17. guix pull --channels=/home/dannym/.config/guix/channels.scm
18. guix system reconfigure /etc/config.scm
19. sync # this time ;)
20. exit
21. reboot

I did try

6b. unshare -m chroot /mnt/a /run/current-system/activate

instead of steps 6...15--but I got an error about how it can't make the
system "#f" the current system and it would fail.

Note that the "unshare -m" is important, otherwise I get an error about
"pivot_root" on guix pull (!).

And, tomorrow, I'll restore from backup--until then, I have logs.

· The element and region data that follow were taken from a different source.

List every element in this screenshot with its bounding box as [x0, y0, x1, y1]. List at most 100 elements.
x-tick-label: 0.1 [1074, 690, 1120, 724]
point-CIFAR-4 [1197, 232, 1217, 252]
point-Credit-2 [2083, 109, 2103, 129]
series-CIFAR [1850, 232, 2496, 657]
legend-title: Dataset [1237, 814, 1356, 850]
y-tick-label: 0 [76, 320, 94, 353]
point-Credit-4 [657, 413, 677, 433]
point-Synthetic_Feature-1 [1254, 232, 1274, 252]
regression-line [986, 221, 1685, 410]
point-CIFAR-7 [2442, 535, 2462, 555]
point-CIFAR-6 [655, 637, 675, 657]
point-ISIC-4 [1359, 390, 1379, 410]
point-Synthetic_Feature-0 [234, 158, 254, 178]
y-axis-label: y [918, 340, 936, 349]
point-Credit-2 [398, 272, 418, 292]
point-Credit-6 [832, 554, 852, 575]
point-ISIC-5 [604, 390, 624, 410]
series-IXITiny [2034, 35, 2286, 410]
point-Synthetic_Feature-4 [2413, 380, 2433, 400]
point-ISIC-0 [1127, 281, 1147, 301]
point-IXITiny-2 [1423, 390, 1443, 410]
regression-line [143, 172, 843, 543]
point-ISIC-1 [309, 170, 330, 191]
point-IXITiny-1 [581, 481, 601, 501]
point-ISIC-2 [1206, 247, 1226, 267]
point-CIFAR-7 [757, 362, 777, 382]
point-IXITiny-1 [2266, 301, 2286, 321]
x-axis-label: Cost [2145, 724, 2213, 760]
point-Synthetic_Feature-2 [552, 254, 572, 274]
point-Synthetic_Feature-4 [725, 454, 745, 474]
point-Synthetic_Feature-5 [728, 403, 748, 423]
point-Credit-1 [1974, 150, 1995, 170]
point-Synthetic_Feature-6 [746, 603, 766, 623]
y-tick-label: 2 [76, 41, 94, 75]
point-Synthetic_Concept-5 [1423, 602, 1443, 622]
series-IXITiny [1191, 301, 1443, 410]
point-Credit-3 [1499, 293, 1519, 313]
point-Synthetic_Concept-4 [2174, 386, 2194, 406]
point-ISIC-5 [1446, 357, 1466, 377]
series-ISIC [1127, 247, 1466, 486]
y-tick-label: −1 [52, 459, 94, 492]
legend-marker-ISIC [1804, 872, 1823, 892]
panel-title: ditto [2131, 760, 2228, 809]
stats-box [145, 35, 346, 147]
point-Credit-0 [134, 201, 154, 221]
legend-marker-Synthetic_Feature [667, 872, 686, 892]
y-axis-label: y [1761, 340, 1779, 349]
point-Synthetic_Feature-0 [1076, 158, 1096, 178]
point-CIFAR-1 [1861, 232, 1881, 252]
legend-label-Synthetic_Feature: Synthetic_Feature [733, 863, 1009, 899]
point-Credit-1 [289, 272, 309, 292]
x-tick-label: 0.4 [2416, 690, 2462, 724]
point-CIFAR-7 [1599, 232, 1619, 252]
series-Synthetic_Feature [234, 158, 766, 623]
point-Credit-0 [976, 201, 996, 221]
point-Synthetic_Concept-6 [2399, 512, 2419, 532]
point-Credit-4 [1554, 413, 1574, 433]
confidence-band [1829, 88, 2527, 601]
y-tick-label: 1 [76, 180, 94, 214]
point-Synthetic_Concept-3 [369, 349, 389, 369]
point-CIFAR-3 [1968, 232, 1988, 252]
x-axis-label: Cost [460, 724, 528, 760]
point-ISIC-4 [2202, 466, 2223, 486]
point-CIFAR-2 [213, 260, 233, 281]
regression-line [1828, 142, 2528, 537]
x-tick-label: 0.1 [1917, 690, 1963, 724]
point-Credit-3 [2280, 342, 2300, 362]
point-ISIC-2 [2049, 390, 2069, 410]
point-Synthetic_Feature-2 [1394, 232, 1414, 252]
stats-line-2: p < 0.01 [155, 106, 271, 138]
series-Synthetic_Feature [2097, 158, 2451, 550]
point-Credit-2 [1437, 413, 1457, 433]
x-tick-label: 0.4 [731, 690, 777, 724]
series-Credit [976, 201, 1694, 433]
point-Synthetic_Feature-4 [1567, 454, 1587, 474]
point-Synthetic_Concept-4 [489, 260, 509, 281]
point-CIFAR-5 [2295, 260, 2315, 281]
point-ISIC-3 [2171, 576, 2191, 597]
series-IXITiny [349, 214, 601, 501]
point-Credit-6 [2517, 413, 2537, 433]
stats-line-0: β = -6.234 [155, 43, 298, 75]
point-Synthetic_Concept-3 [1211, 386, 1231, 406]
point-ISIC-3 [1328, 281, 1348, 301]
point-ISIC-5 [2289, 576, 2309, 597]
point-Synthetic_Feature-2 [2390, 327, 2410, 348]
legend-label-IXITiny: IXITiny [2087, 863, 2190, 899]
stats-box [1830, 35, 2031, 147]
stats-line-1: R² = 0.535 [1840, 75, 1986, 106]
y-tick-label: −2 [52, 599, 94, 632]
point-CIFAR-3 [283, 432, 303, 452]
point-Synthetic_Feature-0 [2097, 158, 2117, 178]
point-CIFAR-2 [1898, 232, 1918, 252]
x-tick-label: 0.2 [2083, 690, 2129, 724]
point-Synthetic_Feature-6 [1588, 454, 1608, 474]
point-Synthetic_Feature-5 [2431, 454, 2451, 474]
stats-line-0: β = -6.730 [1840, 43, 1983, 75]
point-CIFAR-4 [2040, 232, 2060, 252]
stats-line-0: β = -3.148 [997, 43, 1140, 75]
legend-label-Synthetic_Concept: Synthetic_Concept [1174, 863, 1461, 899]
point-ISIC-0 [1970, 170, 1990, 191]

[1] I don't want this mail to seem overly negative, so I want to make
clear that guix system otherwise works great on this laptop: even hidpi,
color correctness, audio, video, bluetooth audio, bluetooth mouse, wifi,
ethernet, standby and resume, backlight control, safe screen locking,
external displays (HDMI port), game controllers (wiimote), USB (including
displayport via USB), battery charge limiter and battery charge reporting,
AMD ROCm, NVMe drive with about 2 GB/s.
I reboot it once or twice a month (kernel updates, mostly).
Otherwise I only standby it at the end of the day.